Ich bin Silke Groth – Autorin, Geschichtensammlerin, Schreiberin und Erfinderin von Engelntorf.

Seit 2022 schreibe ich regelmäßig auf meinem Blog über das Leben, das Schreiben und die sonderbaren Dinge, die in Engelntorf passieren. Mein Motto:
„Engelntorf gibt es nicht – darum erfinde ich es für dich.“
Engelntorf wächst mit jeder Geschichte. Und vielleicht, wer weiß, erkennst du darin irgendwann ein kleines Stück von dir.
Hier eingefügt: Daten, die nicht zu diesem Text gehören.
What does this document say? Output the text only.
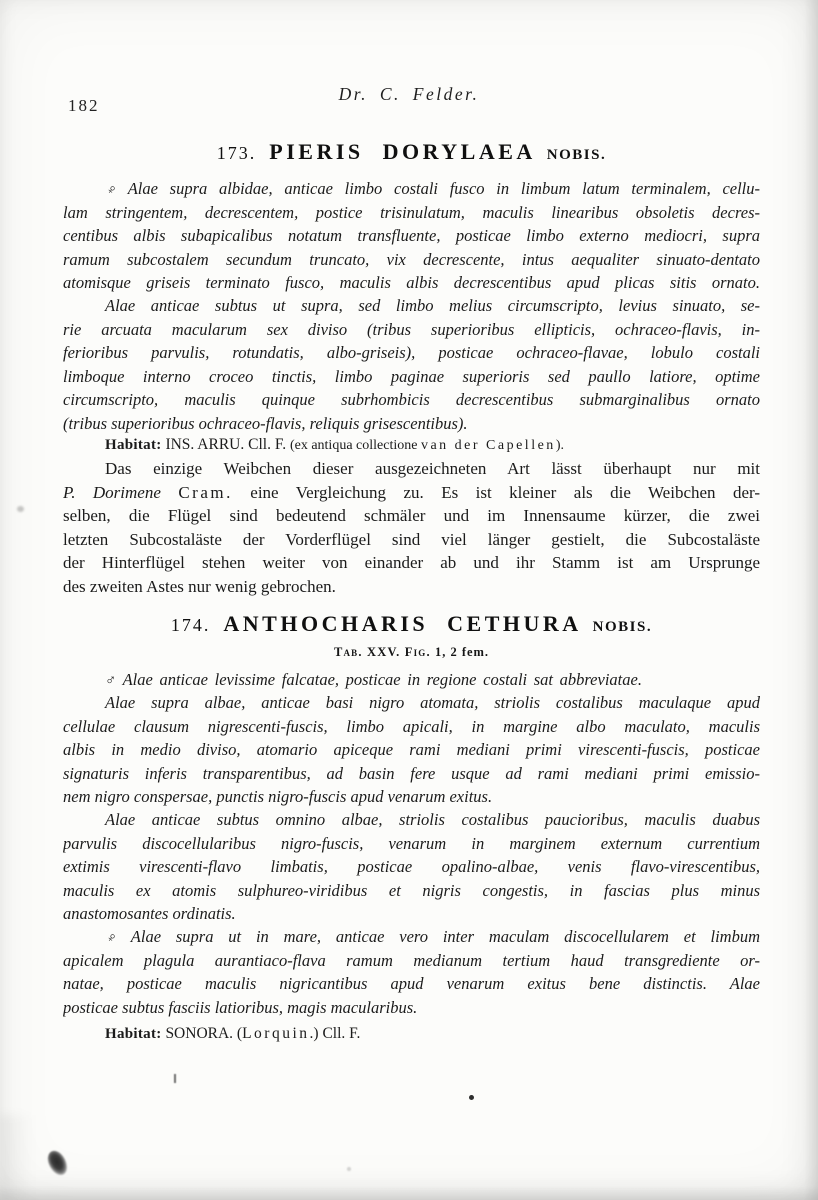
182
Dr. C. Felder.
173. PIERIS DORYLAEA NOBIS.
♀ Alae supra albidae, anticae limbo costali fusco in limbum latum terminalem, cellu-
lam stringentem, decrescentem, postice trisinulatum, maculis linearibus obsoletis decres-
centibus albis subapicalibus notatum transfluente, posticae limbo externo mediocri, supra
ramum subcostalem secundum truncato, vix decrescente, intus aequaliter sinuato-dentato
atomisque griseis terminato fusco, maculis albis decrescentibus apud plicas sitis ornato.
Alae anticae subtus ut supra, sed limbo melius circumscripto, levius sinuato, se-
rie arcuata macularum sex diviso (tribus superioribus ellipticis, ochraceo-flavis, in-
ferioribus parvulis, rotundatis, albo-griseis), posticae ochraceo-flavae, lobulo costali
limboque interno croceo tinctis, limbo paginae superioris sed paullo latiore, optime
circumscripto, maculis quinque subrhombicis decrescentibus submarginalibus ornato
(tribus superioribus ochraceo-flavis, reliquis grisescentibus).
Habitat: INS. ARRU. Cll. F. (ex antiqua collectione van der Capellen).
Das einzige Weibchen dieser ausgezeichneten Art lässt überhaupt nur mit
P. Dorimene Cram. eine Vergleichung zu. Es ist kleiner als die Weibchen der-
selben, die Flügel sind bedeutend schmäler und im Innensaume kürzer, die zwei
letzten Subcostaläste der Vorderflügel sind viel länger gestielt, die Subcostaläste
der Hinterflügel stehen weiter von einander ab und ihr Stamm ist am Ursprunge
des zweiten Astes nur wenig gebrochen.
174. ANTHOCHARIS CETHURA NOBIS.
Tab. XXV. Fig. 1, 2 fem.
♂ Alae anticae levissime falcatae, posticae in regione costali sat abbreviatae.
Alae supra albae, anticae basi nigro atomata, striolis costalibus maculaque apud
cellulae clausum nigrescenti-fuscis, limbo apicali, in margine albo maculato, maculis
albis in medio diviso, atomario apiceque rami mediani primi virescenti-fuscis, posticae
signaturis inferis transparentibus, ad basin fere usque ad rami mediani primi emissio-
nem nigro conspersae, punctis nigro-fuscis apud venarum exitus.
Alae anticae subtus omnino albae, striolis costalibus paucioribus, maculis duabus
parvulis discocellularibus nigro-fuscis, venarum in marginem externum currentium
extimis virescenti-flavo limbatis, posticae opalino-albae, venis flavo-virescentibus,
maculis ex atomis sulphureo-viridibus et nigris congestis, in fascias plus minus
anastomosantes ordinatis.
♀ Alae supra ut in mare, anticae vero inter maculam discocellularem et limbum
apicalem plagula aurantiaco-flava ramum medianum tertium haud transgrediente or-
natae, posticae maculis nigricantibus apud venarum exitus bene distinctis. Alae
posticae subtus fasciis latioribus, magis macularibus.
Habitat: SONORA. (Lorquin.) Cll. F.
2007 kam mir während einer Schicht als Pflegerin im Seniorenheim die erste Idee, die später zu einem Cosy Crime werden sollte. Damals ahnte ich noch nicht, dass dieser kleine Gedanke einmal zu einem ganzen Dorf führen würde. Eines mit eigenem Café, Schreibklub und jeder Menge Geheimnissen. Und vielen Erlebnissen als Autorin.
Ich mag Geschichten, die nach Kaffee duften, ein bisschen schmunzeln lassen und zeigen, dass Wärme und Menschlichkeit auch dort zu finden sind, wo es scheinbar dunkel wird. Tragisch oder dramatisch schreiben kann fast jeder. Auch mir fällt es leicht. Darum versuche ich das Komische und Liebevolle dazwischen zu entdecken.
Auf meinem Instagram-Kanal @silke_in_engeln_torf gibt es aktuelle Aktivitäten rund um Engelntorf.
Meine Termine außerhalb von Engelntorf findest du Hier
Kurzvita
Als ich vor beinahe sechzig Jahren geboren wurde, war meine Geburtsstadt noch in zwei Teile geteilt. Das war mir damals ziemlich schnuppe. Später wurde es komplizierter. Nun ja – Berlin war eine Wolke. Die frische Luft im Peiner Land möchte ich heute auf keinen Fall mehr missen. Seit über fünfundzwanzig Jahren lebe ich nun im schönen Niedersachsen.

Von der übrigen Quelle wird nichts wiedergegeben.